There are some costs that are cheaper when you go to the cloud because of scale. Things like bandwidth, redundancy, and physical security. But they are massively offset by how expensive renting the hardware is. I can rent a server for $500/month that I could build for $3,000-$4,000. That's 6-8 months before I'm in the red with the cloud. Think about those costs over one server's lifetime (roughly 5 years, depending on your needs). That's $26,000 over 5 years, or $5,200 per year extra, for one server. If your company is using 10 servers (assuming your costs scale linearly at this point), that's $52,000 per year, rather than just running a couple fiber lines into your office. And that's a small company.

So yeah, it's more expensive to go with the cloud, almost always. But yes, the cloud gives you benefits. This is pretty common knowledge in the industry, and musk didn't come up with the idea of bringing services on-site.

[–] xthexder@l.sw0.com 3 points 8 months ago

Something to add, since I colocate my own hardware in a datacenter: Just the cost of operating a server is non-trivial too. I pay $120/month for just 2U, 1gbps networking, and power usage (600W peak usage), providing my own hardware. Things get a lot cheaper if you can rent a whole rack space though. It's absolutely been worth it though, because to rent a similar specced server, it could easily be $1k/month.

[–] mild_deviation@programming.dev 2 points 8 months ago (1 children)

That $52000/year isn't enough to pay for even a single full time IT person.

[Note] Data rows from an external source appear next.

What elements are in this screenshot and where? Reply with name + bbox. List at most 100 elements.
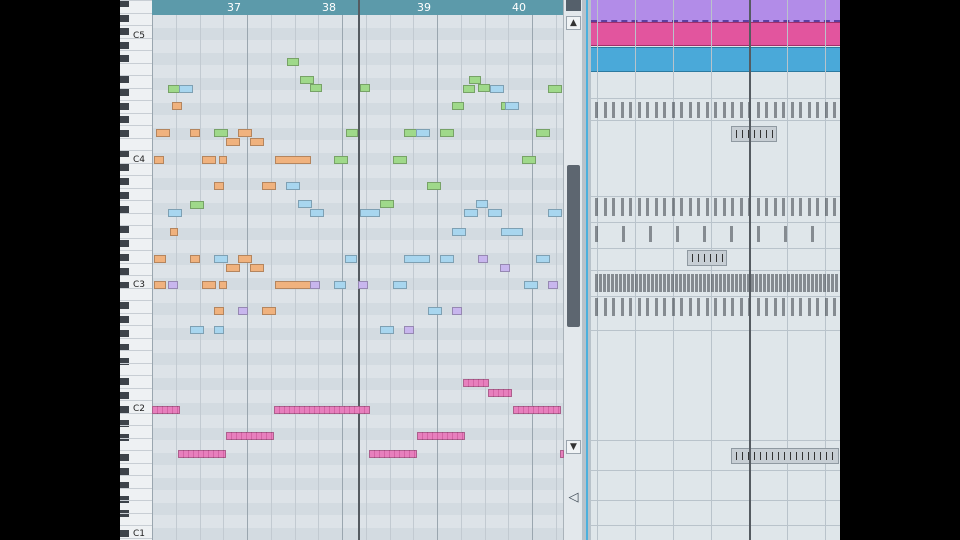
drum-hit-event[interactable]: [615, 274, 618, 292]
drum-hit-event[interactable]: [688, 102, 692, 118]
purple-midi-note[interactable]: [548, 281, 558, 289]
green-midi-note[interactable]: [310, 84, 322, 92]
drum-hit-event[interactable]: [688, 198, 692, 216]
arrangement-playhead[interactable]: [749, 0, 751, 540]
piano-black-key[interactable]: [120, 15, 129, 22]
drum-hit-event[interactable]: [799, 274, 802, 292]
drum-hit-event[interactable]: [683, 274, 686, 292]
purple-midi-note[interactable]: [238, 307, 248, 315]
blue-midi-note[interactable]: [179, 85, 193, 93]
piano-black-key[interactable]: [120, 89, 129, 96]
drum-hit-event[interactable]: [654, 102, 658, 118]
piano-black-key[interactable]: [120, 378, 129, 385]
green-midi-note[interactable]: [427, 182, 441, 190]
drum-hit-event[interactable]: [612, 298, 615, 316]
drum-hit-event[interactable]: [705, 298, 709, 316]
drum-hit-event[interactable]: [714, 102, 717, 118]
drum-hit-event[interactable]: [711, 274, 714, 292]
drum-hit-event[interactable]: [629, 102, 632, 118]
drum-hit-event[interactable]: [811, 274, 814, 292]
pink-midi-note[interactable]: [152, 406, 180, 414]
blue-midi-note[interactable]: [440, 255, 454, 263]
drum-hit-event[interactable]: [629, 198, 632, 216]
drum-hit-event[interactable]: [816, 198, 819, 216]
green-midi-note[interactable]: [548, 85, 562, 93]
drum-hit-event[interactable]: [824, 198, 828, 216]
blue-midi-note[interactable]: [214, 326, 224, 334]
drum-hit-event[interactable]: [687, 274, 690, 292]
orange-midi-note[interactable]: [154, 255, 166, 263]
orange-midi-note[interactable]: [219, 281, 227, 289]
blue-midi-note[interactable]: [360, 209, 380, 217]
drum-hit-event[interactable]: [803, 274, 806, 292]
drum-hit-event[interactable]: [679, 274, 682, 292]
drum-hit-event[interactable]: [727, 274, 730, 292]
drum-hit-event[interactable]: [707, 274, 710, 292]
orange-midi-note[interactable]: [238, 255, 252, 263]
drum-hit-event[interactable]: [783, 274, 786, 292]
drum-hit-event[interactable]: [671, 198, 675, 216]
orange-midi-note[interactable]: [262, 307, 276, 315]
blue-midi-note[interactable]: [345, 255, 357, 263]
orange-midi-note[interactable]: [238, 129, 252, 137]
drum-hit-event[interactable]: [676, 226, 679, 242]
drum-hit-event[interactable]: [620, 298, 624, 316]
piano-black-key[interactable]: [120, 116, 129, 123]
drum-hit-event[interactable]: [703, 274, 706, 292]
drum-hit-event[interactable]: [833, 298, 836, 316]
drum-hit-event[interactable]: [767, 274, 770, 292]
drum-hit-event[interactable]: [691, 274, 694, 292]
blue-midi-note[interactable]: [476, 200, 488, 208]
zoom-triangle-icon[interactable]: ◁: [566, 488, 581, 508]
drum-hit-event[interactable]: [651, 274, 654, 292]
blue-midi-note[interactable]: [190, 326, 204, 334]
green-midi-note[interactable]: [287, 58, 299, 66]
drum-hit-event[interactable]: [595, 298, 598, 316]
drum-hit-event[interactable]: [730, 226, 733, 242]
drum-hit-event[interactable]: [835, 274, 838, 292]
drum-hit-event[interactable]: [627, 274, 630, 292]
drum-hit-event[interactable]: [680, 298, 683, 316]
blue-midi-note[interactable]: [524, 281, 538, 289]
purple-midi-note[interactable]: [452, 307, 462, 315]
drum-hit-event[interactable]: [773, 298, 777, 316]
piano-black-key[interactable]: [120, 192, 129, 199]
blue-midi-note[interactable]: [310, 209, 324, 217]
arrow-down-icon[interactable]: ▼: [566, 440, 581, 454]
drum-hit-event[interactable]: [620, 102, 624, 118]
orange-midi-note[interactable]: [219, 156, 227, 164]
drum-hit-event[interactable]: [595, 226, 598, 242]
blue-midi-note[interactable]: [168, 209, 182, 217]
drum-hit-event[interactable]: [735, 274, 738, 292]
green-midi-note[interactable]: [536, 129, 550, 137]
drum-hit-event[interactable]: [649, 226, 652, 242]
drum-hit-event[interactable]: [637, 102, 641, 118]
drum-hit-event[interactable]: [731, 298, 734, 316]
blue-midi-note[interactable]: [214, 255, 228, 263]
green-midi-note[interactable]: [440, 129, 454, 137]
drum-hit-event[interactable]: [756, 102, 760, 118]
arrow-up-icon[interactable]: ▲: [566, 16, 581, 30]
drum-hit-event[interactable]: [811, 226, 814, 242]
blue-midi-note[interactable]: [548, 209, 562, 217]
piano-black-key[interactable]: [120, 268, 129, 275]
drum-hit-event[interactable]: [659, 274, 662, 292]
piano-black-key[interactable]: [120, 178, 129, 185]
drum-hit-event[interactable]: [675, 274, 678, 292]
purple-midi-note[interactable]: [404, 326, 414, 334]
drum-hit-event[interactable]: [646, 102, 649, 118]
drum-hit-event[interactable]: [663, 274, 666, 292]
blue-midi-note[interactable]: [286, 182, 300, 190]
drum-hit-event[interactable]: [599, 274, 602, 292]
drum-hit-event[interactable]: [827, 274, 830, 292]
green-midi-note[interactable]: [463, 85, 475, 93]
drum-hit-event[interactable]: [655, 274, 658, 292]
drum-hit-event[interactable]: [667, 274, 670, 292]
drum-hit-event[interactable]: [699, 274, 702, 292]
drum-hit-event[interactable]: [739, 198, 743, 216]
green-midi-note[interactable]: [346, 129, 358, 137]
piano-black-key[interactable]: [120, 42, 129, 49]
drum-hit-event[interactable]: [773, 102, 777, 118]
blue-midi-note[interactable]: [393, 281, 407, 289]
purple-midi-note[interactable]: [500, 264, 510, 272]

So now you're probably either spending dev time on server admin (which is wasteful of dev salary, and it's a subject they aren't experts in, so you're literally paying more for worse results), or outsourcing to an entity that hires the cheapest employees it can.

Oooor, use a cloud provider. And if you're a small company, you can probably get away with cheaper shared hosting.

[–] hperrin@lemmy.world 1 points 8 months ago* (last edited 8 months ago)

Oh I was talking about renting a VPS, not managed services. Managed services are much more expensive.

I just checked Digital Ocean’s pricing, and the server I was thinking of that’s about $500/month is $900/month for managed MySQL. That’s $107,400 extra per year if you want managed services.

And again, this is for a small company that only needs 10 servers. If we’re talking about something more like 5,000 servers, those cloud costs will be absolutely enormous.

[–] waspentalive@lemmy.one 2 points 8 months ago* (last edited 8 months ago)

How about Cloud (someone else's computers) vs. Colo/Data Center (someone else's cooling and UPS/Generators) - the cost of running a data center correctly is huge. Of course, if you can get away with a 2 servers in a single rack more power to ya.